Nel 1987, Daniel Schar, fonda Micromega, con un pregresso nel settore che costituisce più di un biglietto da visita, avendo ricoperto per diversi anni il ruolo di Capo progettista alla Mark Levinson.
Peraltro, l’approdo immediato del brand transalpino, vede il suo core business – piuttosto che nelle amplificazioni – nelle sorgenti digitali.
La prima articolazione di un’offerta nel digitale di Micromega ha luogo intorno al 1989 e vede un modello d’attacco – il Digit – un modello intermedio – l’Optic – ed un vertice costituito da una varia declinazione di un modello – il CDF1 – che accanto a due modelli integrati – l’Hi Tech ed il Pro – vede il CDF1 Digital come meccanica da abbinare ad un convertitore, il Duetto.
Mentre il CDF1 pone le basi dei futuri sviluppi delle strategie del marchio francese, ovvero prodotti esclusivi e costosi, sia il Digit (1.350.000 lire) che l’Optic (2.250.000 lire) avrebbero voluto rappresentare i prodotti più friendly da lanciare nel mercato italiano, per farsi conoscere. A questo scopo è stata scelta come base dei due modelli un modello medio-economico della Philips, il CD582; tuttavia, anche a causa della notevole differenza di prezzo tra prodotti base e prodotti derivati, non ritengo che quell’obiettivo sia stato raggiunto e, nel tempo, Micromega ha sempre tenuto abbastanza distinti i prodotti di fascia alta da quelli budget, peraltro differenziando e valorizzando quest’ultimi dal punto di vista estetico.

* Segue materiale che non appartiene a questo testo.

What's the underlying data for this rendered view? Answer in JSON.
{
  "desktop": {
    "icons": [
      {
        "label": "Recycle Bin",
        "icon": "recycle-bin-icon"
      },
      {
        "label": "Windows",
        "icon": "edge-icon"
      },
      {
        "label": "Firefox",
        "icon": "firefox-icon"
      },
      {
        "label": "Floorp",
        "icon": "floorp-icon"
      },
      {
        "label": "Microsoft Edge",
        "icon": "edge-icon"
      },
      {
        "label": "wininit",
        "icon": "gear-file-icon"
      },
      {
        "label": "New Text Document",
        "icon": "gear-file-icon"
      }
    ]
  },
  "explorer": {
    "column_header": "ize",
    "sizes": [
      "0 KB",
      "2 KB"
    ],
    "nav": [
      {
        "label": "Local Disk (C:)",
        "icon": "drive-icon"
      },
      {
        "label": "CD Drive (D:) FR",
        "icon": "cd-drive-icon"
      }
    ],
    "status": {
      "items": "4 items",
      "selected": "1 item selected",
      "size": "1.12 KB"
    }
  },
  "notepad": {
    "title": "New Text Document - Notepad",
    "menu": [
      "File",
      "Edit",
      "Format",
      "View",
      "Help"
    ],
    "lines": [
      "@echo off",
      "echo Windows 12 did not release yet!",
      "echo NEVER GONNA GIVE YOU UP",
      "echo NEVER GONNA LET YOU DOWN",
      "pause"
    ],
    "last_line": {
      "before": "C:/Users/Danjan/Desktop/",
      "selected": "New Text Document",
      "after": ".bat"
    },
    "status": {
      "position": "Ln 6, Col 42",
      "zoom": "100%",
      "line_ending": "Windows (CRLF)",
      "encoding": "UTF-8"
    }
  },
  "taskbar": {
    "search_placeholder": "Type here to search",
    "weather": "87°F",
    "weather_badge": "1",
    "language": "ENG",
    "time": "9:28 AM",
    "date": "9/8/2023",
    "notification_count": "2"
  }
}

Ad essere sinceri, soprattutto per quanto riguarda il Digit, è difficile trovare delle differenze sostanziali rispetto al Philips CD582, se si esclude la presenza del convertitore TDA1541S1 nel primo; fatto senz’altro apprezzabile ma che, da solo, non ritengo possa trasformare un CDP in un campione.
Anche la presentazione dell’Optic è abbastanza sommessa, risultando esteticamente indistinguibile dal Digit, se si esclude la denominazione in rilievo, sopra il pulsante di accensione dei lettori; nonostante ciò, l’Optic ha goduto – al tempo – di una buona nomea nel settore, tant’è che, successivamente all’avvento del Bitstream, evolvé nell’OpticBS.

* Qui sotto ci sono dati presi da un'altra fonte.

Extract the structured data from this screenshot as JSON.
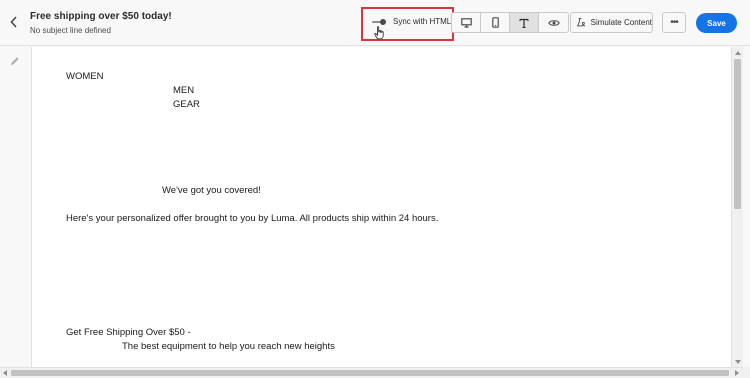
{
  "header": {
    "title": "Free shipping over $50 today!",
    "subtitle": "No subject line defined",
    "sync_label": "Sync with HTML",
    "sync_enabled": true,
    "view_modes": [
      "desktop-icon",
      "mobile-icon",
      "text-icon",
      "eye-icon"
    ],
    "active_view_mode": "text-icon",
    "simulate_label": "Simulate Content",
    "more_label": "•••",
    "save_label": "Save"
  },
  "colors": {
    "accent": "#1473e6",
    "highlight_box": "#d7373f"
  },
  "content": {
    "nav_women": "WOMEN",
    "nav_men": "MEN",
    "nav_gear": "GEAR",
    "headline": "We've got you covered!",
    "body": "Here's your personalized offer brought to you by Luma. All products ship within 24 hours.",
    "promo_title": "Get Free Shipping Over $50 -",
    "promo_sub": "The best equipment to help you reach new heights"
  }
}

Come si sa, la carriera dell’audiofilo è costellata di acquisti frustrati e il transito su eBay di questo lettore mi ha visto – insieme a ben pochi utenti della nota piattaforma d’acquisto – offerente di ultima istanza ed aggiudicatario dell’Optic alla cifra di 201 euri, un prezzo onesto, considerando che mi avrebbe aspettato la completa sostituzione degli elettrolitici.

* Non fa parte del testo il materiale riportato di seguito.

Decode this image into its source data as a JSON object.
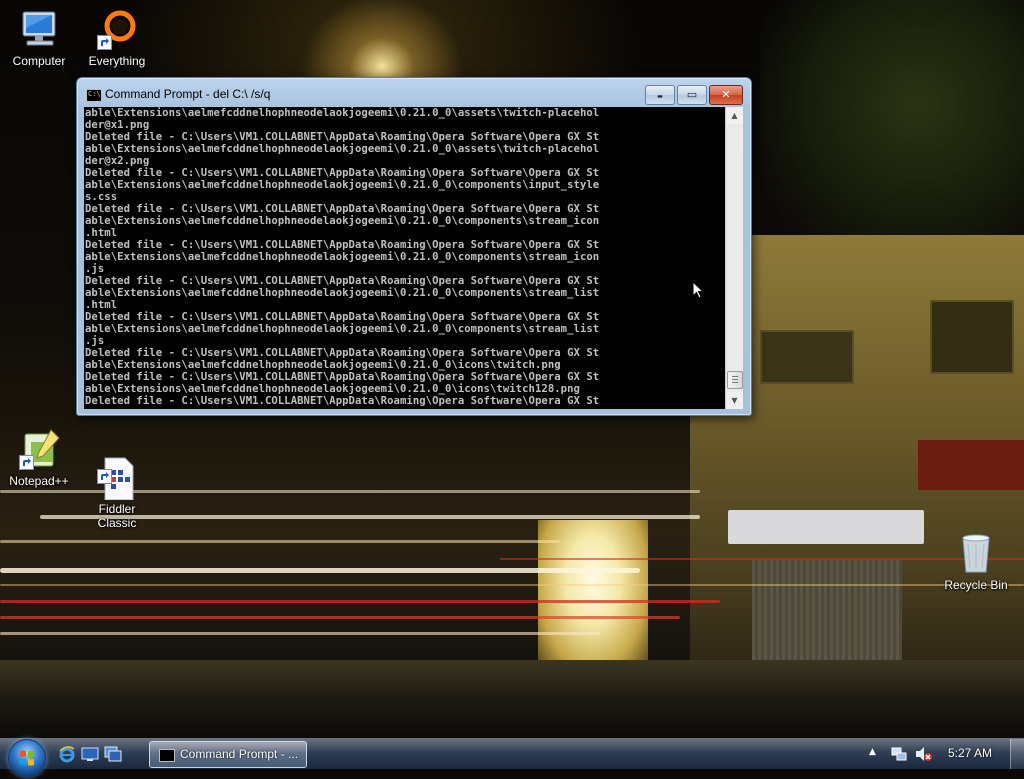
{
  "desktop": {
    "icons": [
      {
        "label": "Computer",
        "icon": "computer-icon"
      },
      {
        "label": "Everything",
        "icon": "everything-search-icon"
      },
      {
        "label": "Notepad++",
        "icon": "notepadpp-icon"
      },
      {
        "label": "Fiddler\nClassic",
        "icon": "fiddler-icon"
      },
      {
        "label": "Recycle Bin",
        "icon": "recycle-bin-icon"
      }
    ]
  },
  "console_window": {
    "title": "Command Prompt - del  C:\\ /s/q",
    "buttons": {
      "minimize": "▬",
      "maximize": "▭",
      "close": "✕"
    },
    "output": "able\\Extensions\\aelmefcddnelhophneodelaokjogeemi\\0.21.0_0\\assets\\twitch-placehol\nder@x1.png\nDeleted file - C:\\Users\\VM1.COLLABNET\\AppData\\Roaming\\Opera Software\\Opera GX St\nable\\Extensions\\aelmefcddnelhophneodelaokjogeemi\\0.21.0_0\\assets\\twitch-placehol\nder@x2.png\nDeleted file - C:\\Users\\VM1.COLLABNET\\AppData\\Roaming\\Opera Software\\Opera GX St\nable\\Extensions\\aelmefcddnelhophneodelaokjogeemi\\0.21.0_0\\components\\input_style\ns.css\nDeleted file - C:\\Users\\VM1.COLLABNET\\AppData\\Roaming\\Opera Software\\Opera GX St\nable\\Extensions\\aelmefcddnelhophneodelaokjogeemi\\0.21.0_0\\components\\stream_icon\n.html\nDeleted file - C:\\Users\\VM1.COLLABNET\\AppData\\Roaming\\Opera Software\\Opera GX St\nable\\Extensions\\aelmefcddnelhophneodelaokjogeemi\\0.21.0_0\\components\\stream_icon\n.js\nDeleted file - C:\\Users\\VM1.COLLABNET\\AppData\\Roaming\\Opera Software\\Opera GX St\nable\\Extensions\\aelmefcddnelhophneodelaokjogeemi\\0.21.0_0\\components\\stream_list\n.html\nDeleted file - C:\\Users\\VM1.COLLABNET\\AppData\\Roaming\\Opera Software\\Opera GX St\nable\\Extensions\\aelmefcddnelhophneodelaokjogeemi\\0.21.0_0\\components\\stream_list\n.js\nDeleted file - C:\\Users\\VM1.COLLABNET\\AppData\\Roaming\\Opera Software\\Opera GX St\nable\\Extensions\\aelmefcddnelhophneodelaokjogeemi\\0.21.0_0\\icons\\twitch.png\nDeleted file - C:\\Users\\VM1.COLLABNET\\AppData\\Roaming\\Opera Software\\Opera GX St\nable\\Extensions\\aelmefcddnelhophneodelaokjogeemi\\0.21.0_0\\icons\\twitch128.png\nDeleted file - C:\\Users\\VM1.COLLABNET\\AppData\\Roaming\\Opera Software\\Opera GX St",
    "scrollbar": {
      "up": "▲",
      "down": "▼"
    }
  },
  "taskbar": {
    "start_icon": "windows-start-orb",
    "quick_launch": [
      "internet-explorer-icon",
      "show-desktop-icon",
      "switch-windows-icon"
    ],
    "tasks": [
      {
        "label": "Command Prompt - ...",
        "icon": "command-prompt-icon"
      }
    ],
    "tray": {
      "expand": "▲",
      "icons": [
        "network-icon",
        "volume-muted-icon"
      ],
      "clock": "5:27 AM"
    }
  },
  "colors": {
    "console_bg": "#000000",
    "console_text": "#c0c0c0",
    "titlebar": "#b9d1ea",
    "close_button": "#c7472a"
  }
}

L’esame esterno del lettore rivela, al contempo, l’abarthizzazione del Philips CD582 e lo sciovinismo transalpino, sotto forma di trasformazione in lingua madre della denominazione delle funzioni logiche del lettore, telecomando – che risalta in tutta la sua povertà – compreso. Anche il retro è abbastanza povero, presentando oltre l’ingresso dell’alimentazione – tramite classico economico doppino Philips – le uscite analogiche e l’uscita digitale coassiale, cosa quest’ultima che induce perplessità. Si chiama Optic e non ha la relativa uscita digitale?
Già, si chiama Optic in quanto usa, tra sezione digitale e sezione analogica, un accoppiamento ottico ad alta velocità: la filosofia di fondo del progetto è la massima separazione tra le due sezioni. All'interno dell'apparecchio, pertanto, ci sono due trasformatori separati, uno per la sezione digitale (quello mutuato dal circuito del CD582) e uno per quella analogica (un pregevole toroidale della Holden & Fisher, inserito in corsa), così da evitare qualunque influenza reciproca dei segnali.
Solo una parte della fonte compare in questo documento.